La vie de ces êtres nous semble imperceptible, de part leur lenteur, car notre référentiel de temps est bien trop rapide pour se rendre compte de l’évolution d’une plante sur des dizaines voire des centaines d’années… A moins d’utiliser la photographie pour révéler ce qui se cache derrière ce statisme, qui cache forcément quelque chose.

Technique

Techniquement parlant, il s’agit de poses longues avec des images d’arbres dont la particularité est d’avoir des zones nettes et d’autres avec un flou de bouger. La teinte de fond est originale car les images ont été prises à l’heure bleue, par temps couvert.

Critique

Patrica Houg ​(de la galerie du même nom) rapporte dans sa critique de l’exposition de cette série (Docks Art Fair Photo de Lyon, 2014) : “L’heure bleue de Francis: faire la mise au point de son propre regard à l’heure bleue n’est pas facile. Francis nous propose de troubler encore plus le paysage en proposant en double impression le crépuscule, une heure mystérieuse où la lumière s’accroche à l’obscurité… à moins que ce ne soit le contraire ?”

La Fiction

Un soir, alors que je conduisais depuis de longues heures, je fis l’erreur de sortir de l’autoroute pour me reposer un peu à l’orée d’un bois, qui me paraissait tout à fait ordinaire. L’endroit était assez austère, désert. Ma voiture et sa technologie qui avaient capitulé pour me remettre dans le droit chemin, j’avais besoin de me promener un peu, cet immense sanctuaire de formes inertes ferait l’affaire. Une fois dehors, j’inspirai profondément, profitant de l’air non conditionné. Le claquement de la porte résonna curieusement, mais je n’y fis pas attention. L’air était vif mais je ne demandais pas mieux. C’était la fin d’un jour qui se cachait derrière un immense voile translucide, l’heure bleue se posait délicatement, l’idéal pour faire quelques pas.

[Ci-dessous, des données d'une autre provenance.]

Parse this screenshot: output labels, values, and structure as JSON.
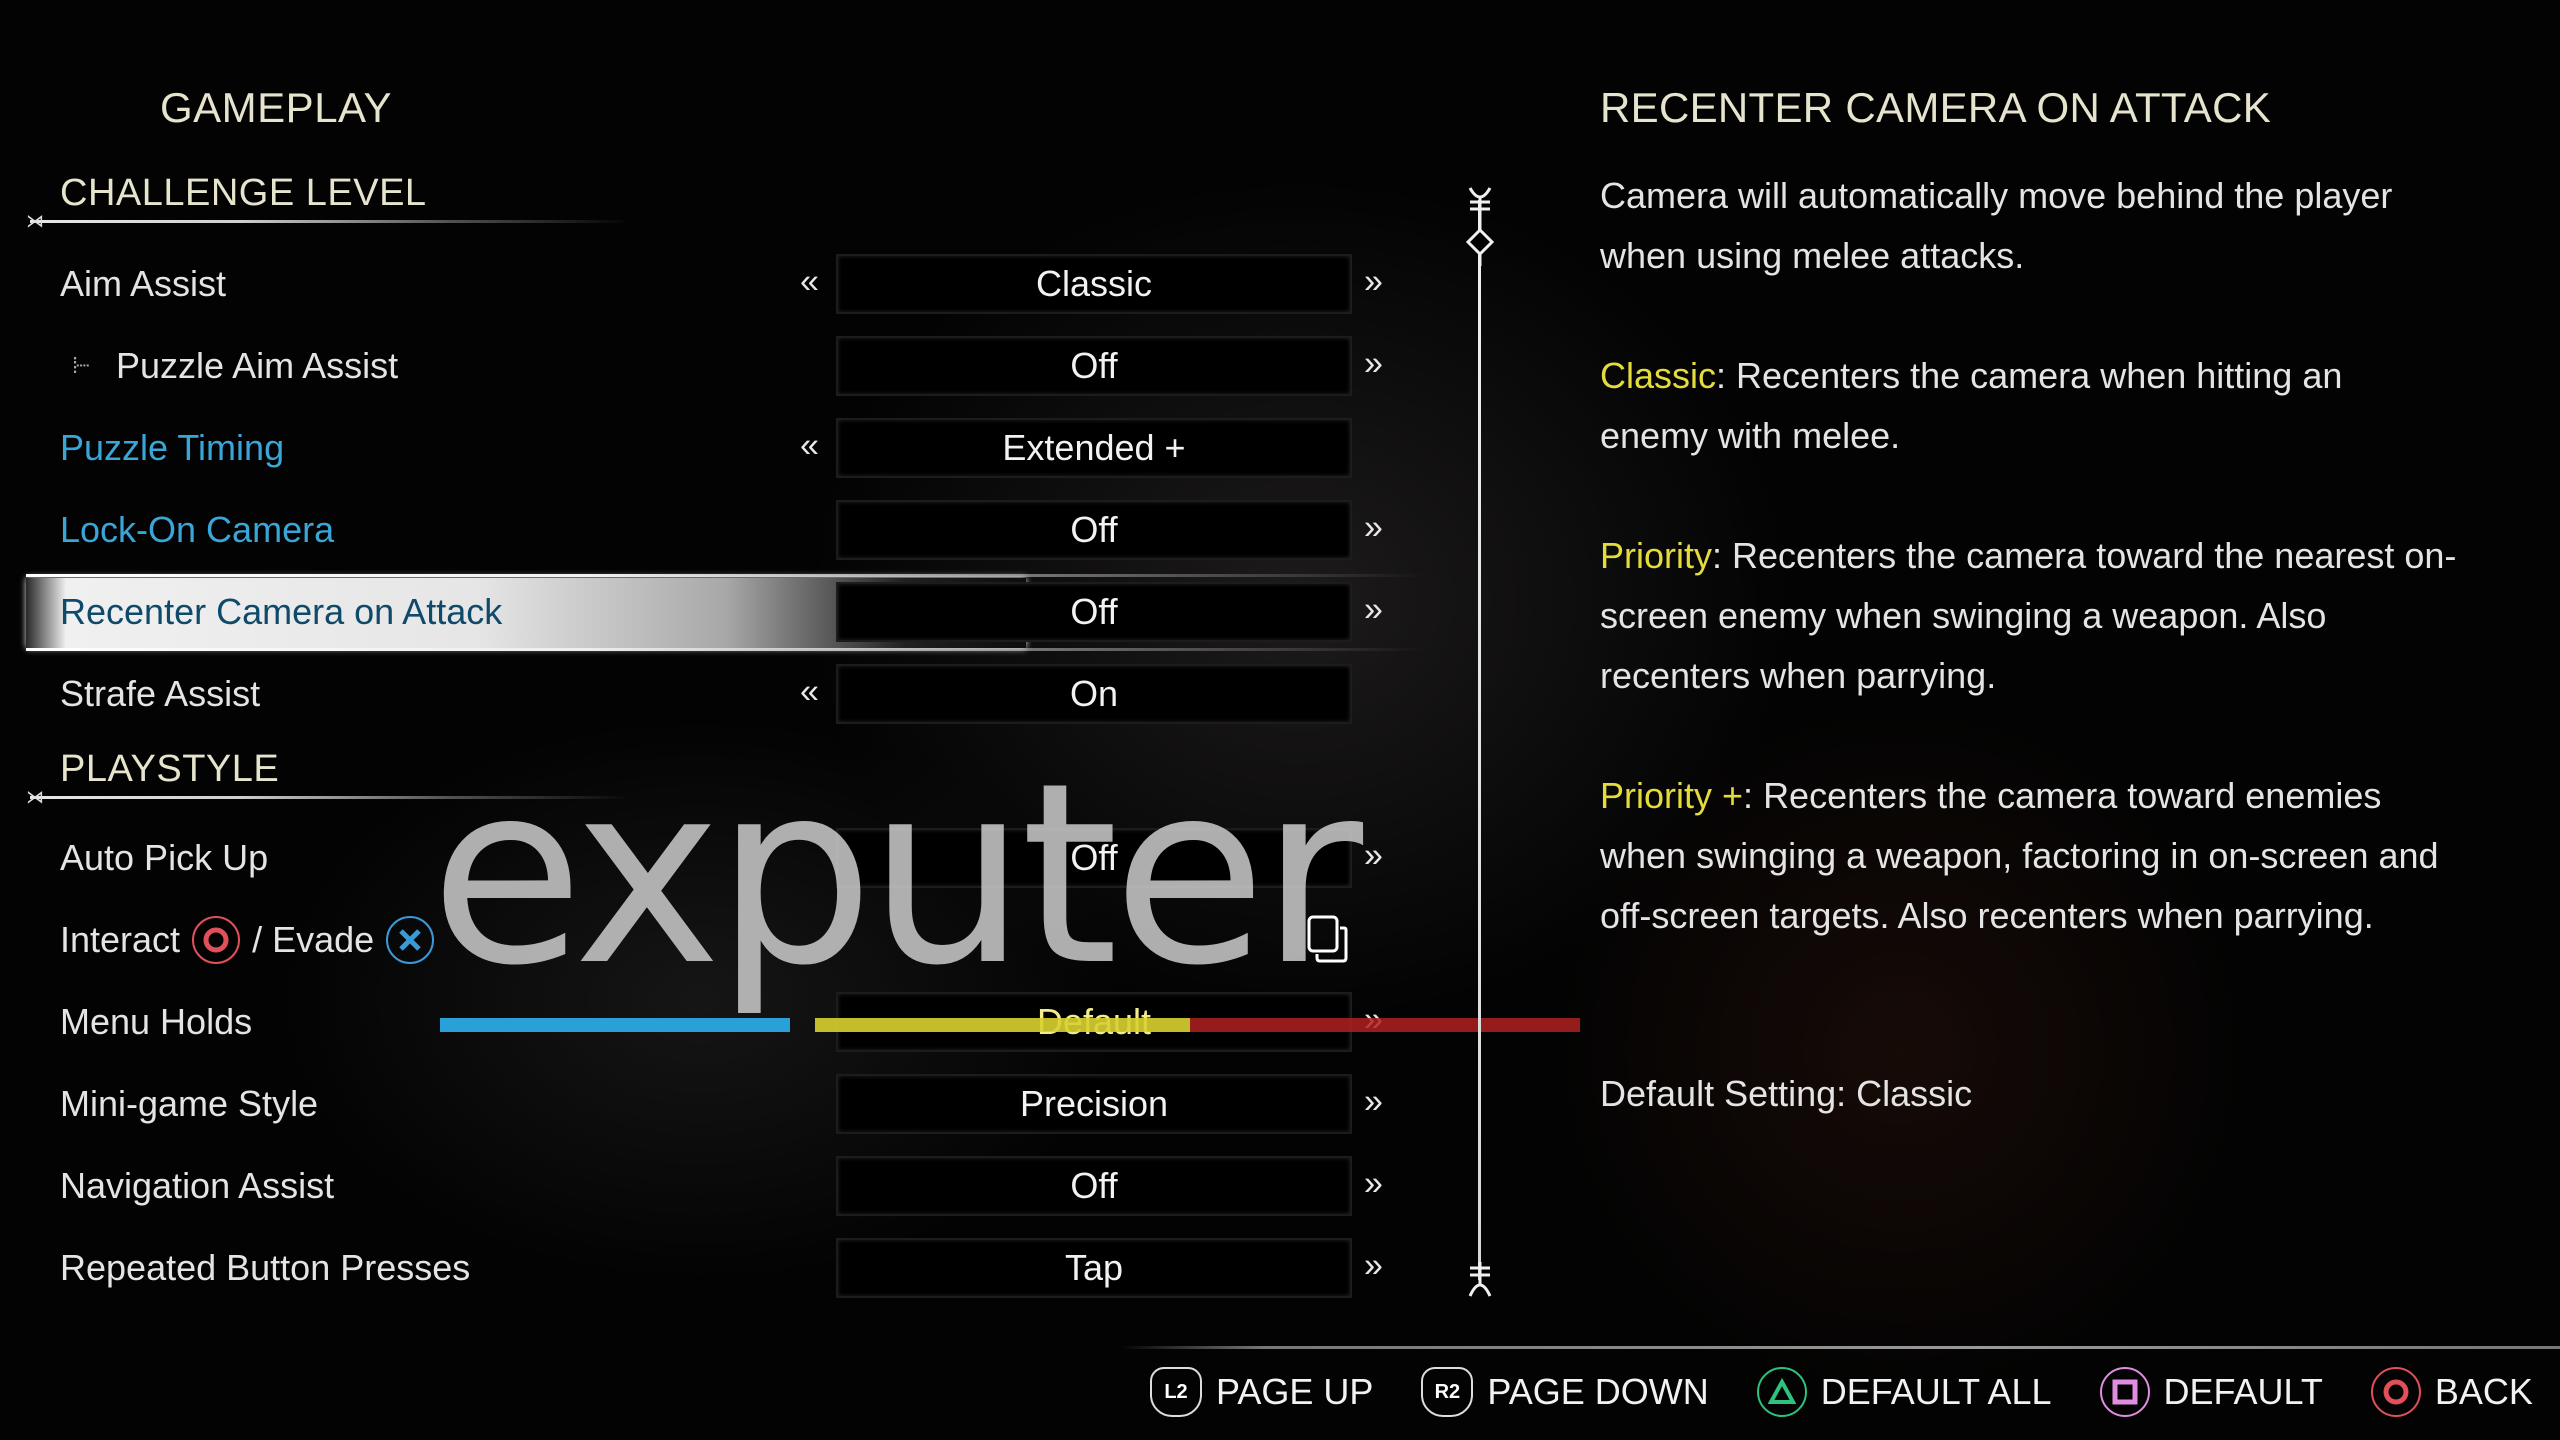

Le vent se mit à souffler progressivement, le froid envahit toute la vallée en quelques instants. Plus j’avançais dans les entrailles de cette forêt, plus j’entendais des bruits étranges : claquements, grincements… Je me figeai, un long moment. Dans l’obscurité, il me sembla que les arbres se mirent à bouger. J’étais pétrifié. Je découvrais alors une scène incroyable : les jeunes chênes se mirent à applaudir l’arrivée de grands arbres qui bougeaient sur place tels des joggers surexcités. Puis ce fut une course folle entre les différentes espèces, impossible de les reconnaître dans cette pénombre, mais eux savaient très bien où ils allaient. Soudain une branche tomba et faillit me heurter la tête. Je pris la décision de rentrer discrètement à ma voiture, coûte que coûte.

Un buisson, a priori mécontent de ma présence, me gifla. D’autres, plus coquins essayaient de faire des crocs-en-jambe, m’obligeant à sauter sur le chemin désormais devenu une arène. Les spectateurs s’amusaient bien de ma mésaventure et tous y allaient de leurs applaudissements et leurs coups de branches alors que j’essayais désespérément de ne pas tomber dans le fossé sans fond. J’avais l’attention de tous ces êtres immenses, penchés sur moi comme des rapaces sur un animal mourant, ils attendaient que je tombe, mais je n’avais pas l’intention de leur faire ce plaisir. Sous ces lourds feuillages et dans l’obscurité, je peinai à retrouver ma piste, je n’y voyais presque rien, me heurtant aux branches mortes qui riaient.

Soudain, à travers cet obscur cimetière, je remarquai une lumière au loin, c’était mon GPS qui s’allumait signalant qu’il n’avait plus de batterie. Sans réfléchir, tel un bulldozer, je fonçai  dans les branches, les ronces, ne reculant devant rien, espérant bien les impressionner par ce sursaut de vigueur. Je sentais les branches me retenir, des ronces me transpercer, mais je continuais dans mon élan. La douleur était grande, mais le bois craquait, s’arrachait et se brisait à mon passage. Finalement je réussis à atteindre la voiture et m’enferma à l’intérieur. Mais la rébellion était en marche. Certains agitaient leur branches comme pour dire “venez! il est là!”. A l’abri dans ma voiture, j’ai pris rapidement les quelques clichés que vous voyez ici, avec l’appareil que j’avais laissé sur le siège. Étrangement il me semblait que la forêt bougeait moins vite, mais je ne traînai pas et m’enfuis de ce piège à toute allure. 

Finalement, je suis arrivé plus tôt que prévu.